I attach a pic of the Swedish hussar m/1759 sabre. This is quite attractive in my opinion, and I was tempted to buy one but decided to focus on the original Austro-Hungarian style instead. Note the presence of langets. Absence of langets often suggest (but not exclusively) an artillery sword. On your sword I also note the unusual counter guard on the side. Have you ever considered the possibility that the sabre might be...Mexican??

----------


## Glen C.

It is interesting that you would bring up the Mexican connection, as it was a standing joke here for awhile.  The heart counterguard on mine appears over the course of two centuries and has been seen on everything from an English silversmith, to the East India Co, to US Ancient&Honorable Artillery sabers of the 1880s.  However, the sabre I pictured was acquired from a European dealer sold to an Englishman, then me.  Confirmed as likely Swedish and the 1750 period in a session at the Higgins with the director and curator, and then only after opening a thick volume (I do not recall the book). The text was regarding hussar hilted swords with counterguards and imported German blades.
http://www.swordforum.com/vb4/showth...s-and-thoughts

The Mexican chuckle began with the ring hilted vaquero saddle swords and then became a standard response for awhile re any unidentifiable.

Cheers
GC

I have an ebony hussar hilt with the remains of a similar counterguard

----------


## Ivan B.

Glen,

I don't think that any Swedish weapon expert would attribute your sword as Swedish. Swedish society always was very conservative, and army wasn't an exception. People do this, wear this and carry this, not that; people do not break the Law of Jante. 
Overall style totally contradicts even to Gustavian swords, not talking about Adolf Fredrik period. 
I would say it's British, or may be Dutch

----------


## Magnus K

I found a Dutch horseman’s sabre allegedly dating to around 1660-90 with a similar thumb ring, and heart shaped guard plate (now missing) compared to my sword. I also found a German felddegen allegedly dating to around 1680 with a similar groved brasswire covered grip.

----------


## Glen C.

> Glen,
> 
> I don't think that any Swedish weapon expert would attribute your sword as Swedish. Swedish society always was very conservative, and army wasn't an exception. People do this, wear this and carry this, not that; people do not break the Law of Jante. 
> Overall style totally contradicts even to Gustavian swords, not talking about Adolf Fredrik period. 
> I would say it's British, or may be Dutch


Thanks Ivan, I'll definitely take your thoughts into consideration.  What date would you place on it?

Cheers
GC

----------


## Ivan B.

> Thanks Ivan, I'll definitely take your thoughts into consideration.  What date would you place on it?
> 
> Cheers
> GC


I would say 1770-1790, with blade made by Weyersberg just after he bought trade mark from Wundes.
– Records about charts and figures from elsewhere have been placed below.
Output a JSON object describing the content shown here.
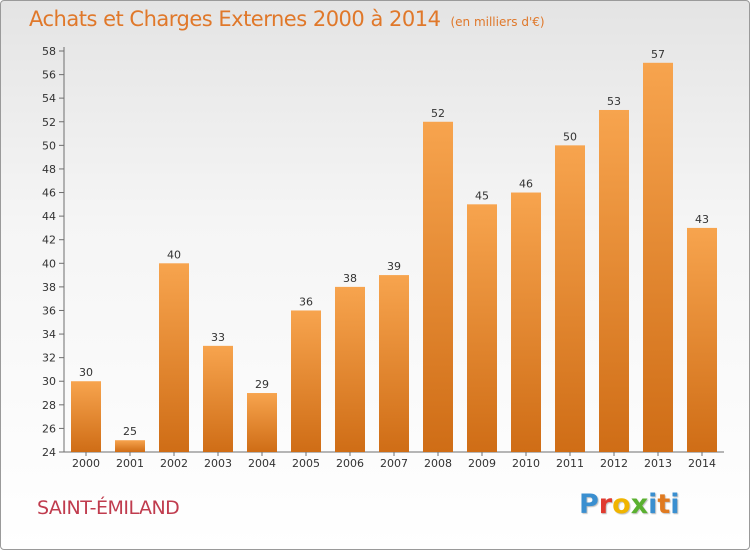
{
  "chart_data": {
    "type": "bar",
    "title": "Achats et Charges Externes 2000 à 2014",
    "subtitle": "(en milliers d'€)",
    "categories": [
      "2000",
      "2001",
      "2002",
      "2003",
      "2004",
      "2005",
      "2006",
      "2007",
      "2008",
      "2009",
      "2010",
      "2011",
      "2012",
      "2013",
      "2014"
    ],
    "values": [
      30,
      25,
      40,
      33,
      29,
      36,
      38,
      39,
      52,
      45,
      46,
      50,
      53,
      57,
      43
    ],
    "ylim": [
      24,
      58
    ],
    "yticks": [
      24,
      26,
      28,
      30,
      32,
      34,
      36,
      38,
      40,
      42,
      44,
      46,
      48,
      50,
      52,
      54,
      56,
      58
    ],
    "grid": false,
    "bar_color_top": "#f7a44e",
    "bar_color_bottom": "#cf6d16"
  },
  "footer": {
    "commune": "SAINT-ÉMILAND",
    "logo_letters": [
      {
        "char": "P",
        "color": "#3a8fd0"
      },
      {
        "char": "r",
        "color": "#e03a2f"
      },
      {
        "char": "o",
        "color": "#f0b400"
      },
      {
        "char": "x",
        "color": "#5ab030"
      },
      {
        "char": "i",
        "color": "#3a8fd0"
      },
      {
        "char": "t",
        "color": "#e07a20"
      },
      {
        "char": "i",
        "color": "#3a8fd0"
      }
    ]
  }
}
Regarding Swedish swords - they have everything different. Blades are different (German blades are rare, single narrow fuller is very uncommon), hilts are different and, most important, material is different. I did not recall if I ever seen Swedish officer's sword with steel hilt. It's always brass, gilded brass. Steel hilts were only for troopers.

Best regards,
Ivan

----------


## Ivan B.

Magnus,

You can find similar swords with guard plate from one side and thumb ring from another side in different countries and in different museums. I also have one.
But the vast majority of those swords can be found in Central Europe - Budapest, Vienna, Prague. 
Ambras castle in Austria, near Innsbruck, has plenty of completely identical swords with the same Wundes blades, same guards and even identical wire wire wrap. I think, this allowed to attribute them to Austrian heavy cavalry from Habsburg's mountain heartland. Dated around 1650 - 1700. 

Mvh,
Ivan

----------


## Ivan B.

Yes, and I have forgot to mention grooved grips on those swords; you can clearly see it on mine

----------


## Glen C.

The Ambras wall display shows examples with the plates on both sides.

RE Weyersburg vs Wundes, I must have an extraordinary example of a blade, as I would imagine having encountered many examples of the blade type with this mark if that late in the century.  Indeed extraordinary, whether Wundes or Weyersburg.
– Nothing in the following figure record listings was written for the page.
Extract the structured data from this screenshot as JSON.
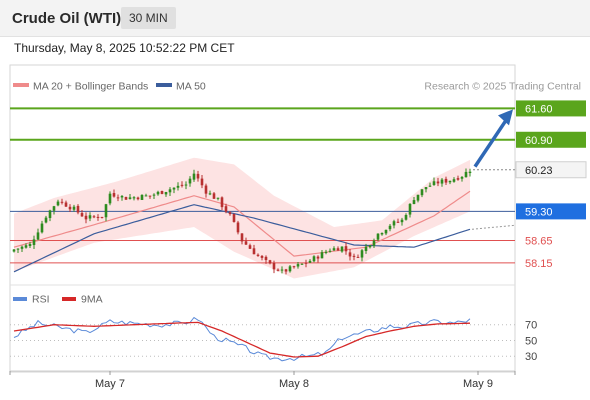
{
  "header": {
    "title": "Crude Oil (WTI)",
    "timeframe": "30 MIN",
    "timestamp": "Thursday, May 8, 2025 10:52:22 PM CET"
  },
  "legend": {
    "ma20": "MA 20 + Bollinger Bands",
    "ma50": "MA 50",
    "credit": "Research © 2025 Trading Central",
    "rsi": "RSI",
    "rsi_ma": "9MA"
  },
  "colors": {
    "accent_green": "#5aa51c",
    "accent_blue": "#1f6fe0",
    "support_red": "#e05050",
    "arrow": "#2f68b5",
    "candle_up": "#2e8b1f",
    "candle_down": "#b83030",
    "band_fill": "#fde3e3",
    "ma20": "#ef8b8b",
    "ma50": "#3b5d9c",
    "rsi_line": "#5b8ad8",
    "rsi_ma_line": "#d62828"
  },
  "chart_data": [
    {
      "type": "candlestick",
      "title": "Crude Oil (WTI)",
      "timeframe": "30 MIN",
      "x_tick_labels": [
        "May 7",
        "May 8",
        "May 9"
      ],
      "ylim": [
        57.7,
        61.9
      ],
      "levels": [
        {
          "value": 61.6,
          "label": "61.60",
          "kind": "resistance"
        },
        {
          "value": 60.9,
          "label": "60.90",
          "kind": "resistance"
        },
        {
          "value": 60.23,
          "label": "60.23",
          "kind": "last"
        },
        {
          "value": 59.3,
          "label": "59.30",
          "kind": "pivot"
        },
        {
          "value": 58.65,
          "label": "58.65",
          "kind": "support"
        },
        {
          "value": 58.15,
          "label": "58.15",
          "kind": "support"
        }
      ],
      "price_anchors": [
        [
          0,
          58.45
        ],
        [
          4,
          58.55
        ],
        [
          8,
          59.2
        ],
        [
          11,
          59.55
        ],
        [
          15,
          59.35
        ],
        [
          18,
          59.15
        ],
        [
          22,
          59.2
        ],
        [
          24,
          59.7
        ],
        [
          28,
          59.6
        ],
        [
          34,
          59.65
        ],
        [
          39,
          59.8
        ],
        [
          43,
          59.9
        ],
        [
          45,
          60.15
        ],
        [
          48,
          59.75
        ],
        [
          51,
          59.55
        ],
        [
          54,
          59.2
        ],
        [
          57,
          58.65
        ],
        [
          61,
          58.3
        ],
        [
          64,
          58.1
        ],
        [
          67,
          57.95
        ],
        [
          70,
          58.05
        ],
        [
          73,
          58.15
        ],
        [
          76,
          58.3
        ],
        [
          79,
          58.45
        ],
        [
          82,
          58.5
        ],
        [
          85,
          58.25
        ],
        [
          88,
          58.5
        ],
        [
          91,
          58.8
        ],
        [
          94,
          59.0
        ],
        [
          97,
          59.1
        ],
        [
          100,
          59.6
        ],
        [
          103,
          59.85
        ],
        [
          106,
          59.95
        ],
        [
          109,
          60.0
        ],
        [
          112,
          60.1
        ],
        [
          114,
          60.23
        ]
      ],
      "series": [
        {
          "name": "MA 20",
          "values": [
            [
              0,
              58.5
            ],
            [
              20,
              59.0
            ],
            [
              45,
              59.65
            ],
            [
              55,
              59.4
            ],
            [
              70,
              58.3
            ],
            [
              88,
              58.5
            ],
            [
              105,
              59.2
            ],
            [
              114,
              59.75
            ]
          ]
        },
        {
          "name": "MA 50",
          "values": [
            [
              0,
              57.95
            ],
            [
              20,
              58.8
            ],
            [
              45,
              59.45
            ],
            [
              60,
              59.15
            ],
            [
              85,
              58.55
            ],
            [
              100,
              58.5
            ],
            [
              114,
              58.9
            ]
          ]
        },
        {
          "name": "Bollinger upper",
          "values": [
            [
              0,
              59.25
            ],
            [
              10,
              59.6
            ],
            [
              25,
              59.95
            ],
            [
              45,
              60.5
            ],
            [
              55,
              60.35
            ],
            [
              65,
              59.65
            ],
            [
              80,
              58.95
            ],
            [
              92,
              59.1
            ],
            [
              105,
              60.05
            ],
            [
              114,
              60.45
            ]
          ]
        },
        {
          "name": "Bollinger lower",
          "values": [
            [
              0,
              57.95
            ],
            [
              20,
              58.6
            ],
            [
              45,
              58.95
            ],
            [
              55,
              58.4
            ],
            [
              70,
              57.8
            ],
            [
              85,
              58.05
            ],
            [
              100,
              58.75
            ],
            [
              114,
              59.3
            ]
          ]
        }
      ]
    },
    {
      "type": "line",
      "title": "RSI",
      "y_tick_labels": [
        "70",
        "50",
        "30"
      ],
      "ylim": [
        15,
        90
      ],
      "series": [
        {
          "name": "RSI",
          "values": [
            [
              0,
              55
            ],
            [
              6,
              72
            ],
            [
              12,
              66
            ],
            [
              18,
              60
            ],
            [
              24,
              74
            ],
            [
              30,
              72
            ],
            [
              36,
              70
            ],
            [
              42,
              72
            ],
            [
              46,
              78
            ],
            [
              50,
              55
            ],
            [
              54,
              48
            ],
            [
              58,
              40
            ],
            [
              62,
              30
            ],
            [
              66,
              27
            ],
            [
              70,
              28
            ],
            [
              74,
              30
            ],
            [
              78,
              34
            ],
            [
              82,
              54
            ],
            [
              86,
              58
            ],
            [
              90,
              63
            ],
            [
              94,
              68
            ],
            [
              98,
              68
            ],
            [
              102,
              72
            ],
            [
              106,
              74
            ],
            [
              110,
              72
            ],
            [
              114,
              76
            ]
          ]
        },
        {
          "name": "9MA",
          "values": [
            [
              0,
              62
            ],
            [
              10,
              70
            ],
            [
              20,
              68
            ],
            [
              30,
              70
            ],
            [
              40,
              72
            ],
            [
              46,
              73
            ],
            [
              52,
              62
            ],
            [
              58,
              48
            ],
            [
              64,
              34
            ],
            [
              70,
              29
            ],
            [
              76,
              30
            ],
            [
              82,
              42
            ],
            [
              88,
              55
            ],
            [
              94,
              62
            ],
            [
              100,
              68
            ],
            [
              106,
              71
            ],
            [
              114,
              72
            ]
          ]
        }
      ]
    }
  ]
}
Good notes on the brass vs steel hilts, thanks.

Cheers
GC

My felddegen sword
http://www.swordforum.com/vb4/showth...-Screws-Or-Not

----------


## Magnus K

Hej Ivan,

Great sword! I like the guard plate with what looks like a relief of the Green Man. Quite baroque. Interesting to observe the grooves on the grip just like mine.

----------


## Ivan B.

Thanks Magnus

Here is an example of completely identical lovassági kard (with the same guard, plate, grooved grip and blade by Wundes János) from Hungarian book by Lugosi and Temesváry. I assume, this sword is in Budapest history museum.

----------


## Ivan B.

> The Ambras wall display shows examples with the plates on both sides.


Glen,

Are you sure about this? From the picture I would say that swords are identical to mine, with plates from one side.
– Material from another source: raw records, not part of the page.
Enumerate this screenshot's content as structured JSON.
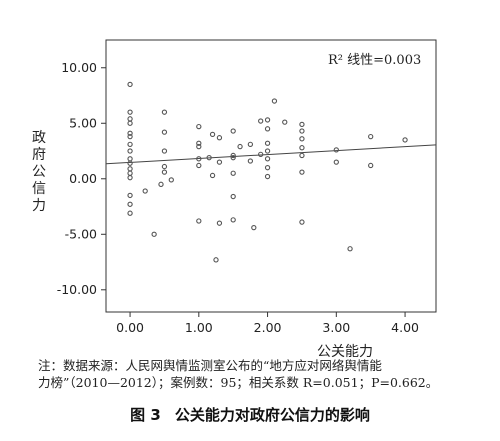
{
  "chart_data": {
    "type": "scatter",
    "xlabel": "公关能力",
    "ylabel": "政府公信力",
    "xlim": [
      -0.35,
      4.45
    ],
    "ylim": [
      -12.0,
      12.5
    ],
    "xticks": [
      "0.00",
      "1.00",
      "2.00",
      "3.00",
      "4.00"
    ],
    "xtick_values": [
      0,
      1,
      2,
      3,
      4
    ],
    "yticks": [
      "10.00",
      "5.00",
      "0.00",
      "-5.00",
      "-10.00"
    ],
    "ytick_values": [
      10,
      5,
      0,
      -5,
      -10
    ],
    "annotation": "R² 线性=0.003",
    "annotation_value": "=0.003",
    "fit_line": {
      "x": [
        -0.35,
        4.45
      ],
      "y": [
        1.35,
        3.05
      ]
    },
    "points": [
      {
        "x": 0,
        "y": 8.5
      },
      {
        "x": 0,
        "y": 6.0
      },
      {
        "x": 0,
        "y": 5.4
      },
      {
        "x": 0,
        "y": 5.0
      },
      {
        "x": 0,
        "y": 4.1
      },
      {
        "x": 0,
        "y": 3.8
      },
      {
        "x": 0,
        "y": 3.1
      },
      {
        "x": 0,
        "y": 2.5
      },
      {
        "x": 0,
        "y": 1.8
      },
      {
        "x": 0,
        "y": 1.4
      },
      {
        "x": 0,
        "y": 0.9
      },
      {
        "x": 0,
        "y": 0.5
      },
      {
        "x": 0,
        "y": 0.1
      },
      {
        "x": 0,
        "y": -1.5
      },
      {
        "x": 0,
        "y": -2.3
      },
      {
        "x": 0,
        "y": -3.1
      },
      {
        "x": 0.22,
        "y": -1.1
      },
      {
        "x": 0.35,
        "y": -5.0
      },
      {
        "x": 0.45,
        "y": -0.5
      },
      {
        "x": 0.5,
        "y": 6.0
      },
      {
        "x": 0.5,
        "y": 4.2
      },
      {
        "x": 0.5,
        "y": 2.5
      },
      {
        "x": 0.5,
        "y": 1.1
      },
      {
        "x": 0.5,
        "y": 0.6
      },
      {
        "x": 0.6,
        "y": -0.1
      },
      {
        "x": 1.0,
        "y": 4.7
      },
      {
        "x": 1.0,
        "y": 3.2
      },
      {
        "x": 1.0,
        "y": 2.9
      },
      {
        "x": 1.0,
        "y": 1.8
      },
      {
        "x": 1.0,
        "y": 1.2
      },
      {
        "x": 1.0,
        "y": -3.8
      },
      {
        "x": 1.15,
        "y": 1.9
      },
      {
        "x": 1.2,
        "y": 4.0
      },
      {
        "x": 1.2,
        "y": 0.3
      },
      {
        "x": 1.25,
        "y": -7.3
      },
      {
        "x": 1.3,
        "y": 3.7
      },
      {
        "x": 1.3,
        "y": 1.5
      },
      {
        "x": 1.3,
        "y": -4.0
      },
      {
        "x": 1.5,
        "y": 4.3
      },
      {
        "x": 1.5,
        "y": 2.1
      },
      {
        "x": 1.5,
        "y": 1.9
      },
      {
        "x": 1.5,
        "y": 0.5
      },
      {
        "x": 1.5,
        "y": -1.6
      },
      {
        "x": 1.5,
        "y": -3.7
      },
      {
        "x": 1.6,
        "y": 2.9
      },
      {
        "x": 1.75,
        "y": 3.1
      },
      {
        "x": 1.75,
        "y": 1.6
      },
      {
        "x": 1.8,
        "y": -4.4
      },
      {
        "x": 1.9,
        "y": 5.2
      },
      {
        "x": 1.9,
        "y": 2.2
      },
      {
        "x": 2.0,
        "y": 5.3
      },
      {
        "x": 2.0,
        "y": 4.5
      },
      {
        "x": 2.0,
        "y": 3.2
      },
      {
        "x": 2.0,
        "y": 2.5
      },
      {
        "x": 2.0,
        "y": 1.8
      },
      {
        "x": 2.0,
        "y": 1.0
      },
      {
        "x": 2.0,
        "y": 0.2
      },
      {
        "x": 2.1,
        "y": 7.0
      },
      {
        "x": 2.25,
        "y": 5.1
      },
      {
        "x": 2.5,
        "y": 4.9
      },
      {
        "x": 2.5,
        "y": 4.3
      },
      {
        "x": 2.5,
        "y": 3.6
      },
      {
        "x": 2.5,
        "y": 2.8
      },
      {
        "x": 2.5,
        "y": 2.1
      },
      {
        "x": 2.5,
        "y": 0.6
      },
      {
        "x": 2.5,
        "y": -3.9
      },
      {
        "x": 3.0,
        "y": 2.6
      },
      {
        "x": 3.0,
        "y": 1.5
      },
      {
        "x": 3.2,
        "y": -6.3
      },
      {
        "x": 3.5,
        "y": 3.8
      },
      {
        "x": 3.5,
        "y": 1.2
      },
      {
        "x": 4.0,
        "y": 3.5
      }
    ]
  },
  "axes": {
    "ylabel_chars": [
      "政",
      "府",
      "公",
      "信",
      "力"
    ]
  },
  "notes": {
    "line1": "注：数据来源：人民网舆情监测室公布的“地方应对网络舆情能",
    "line2": "力榜”（2010—2012）；案例数：95；相关系数 R=0.051；P=0.662。"
  },
  "caption": {
    "label": "图 3",
    "text": "公关能力对政府公信力的影响"
  },
  "colors": {
    "axis": "#333333",
    "point": "#555555",
    "fit_line": "#444444"
  }
}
May be next year I will take a ski trip to Austria instead of my usual destination in Sweden; should be interesting to visit this castle.

----------


## Glen C.

> Glen,
> 
> Are you sure about this? From the picture I would say that swords are identical to mine, with plates from one side.
> 
> May be next year I will take a ski trip to Austria instead of my usual destination in Sweden; should be interesting to visit this castle.


I am probably wrong and just seeing things.  Having downloading the image, cropped, enlarged and looked again, you are likely right.

Cheers
GC

----------


## Magnus K

I’m getting intrigued by these swords. I bought mine mostly because you can get a very nice piece of history for still a very reasonable price. But now I see how they are different and questions are formed in my mind.

The attached from Anton Dolloczek _Monographie der k.u.k. österr. ung. blanken und Handfeuerwaffen..._ (1896) describes the type of sword generally as reiterdegen (riding sword) and the one on the left  more specifically as haudegen (chopping sword) dated 1679. The fishtail ones seem to be an earlier variant dating 1630. The haudegen shows the thumb ring without guard plate on one side. So would the ones with symmetric guard plates be more Northern European or of a later date?

I wish I had some of those Hungarian books. I highly recommend the Budapest History Museum, especially if you like hussar arms! Their collection is simply amazing.

----------


## Ivan B.

Thanks for the picture, Magnus. Interesting book, I haven't seen it before.




> So would the ones with symmetric guard plates be more Northern European or of a later date?


I think symmetric guard plates are from the Northern Europe and Netherlands. In Alpine region they use swords with single plate and finger loop (straight blades for heavy cavalry, curved blades for infantry and light cavalry). In Bavaria, probably, both types.
There was no regulation at that times, but trends and fashion are always present. In any historical period.

Regards,
Ivan

----------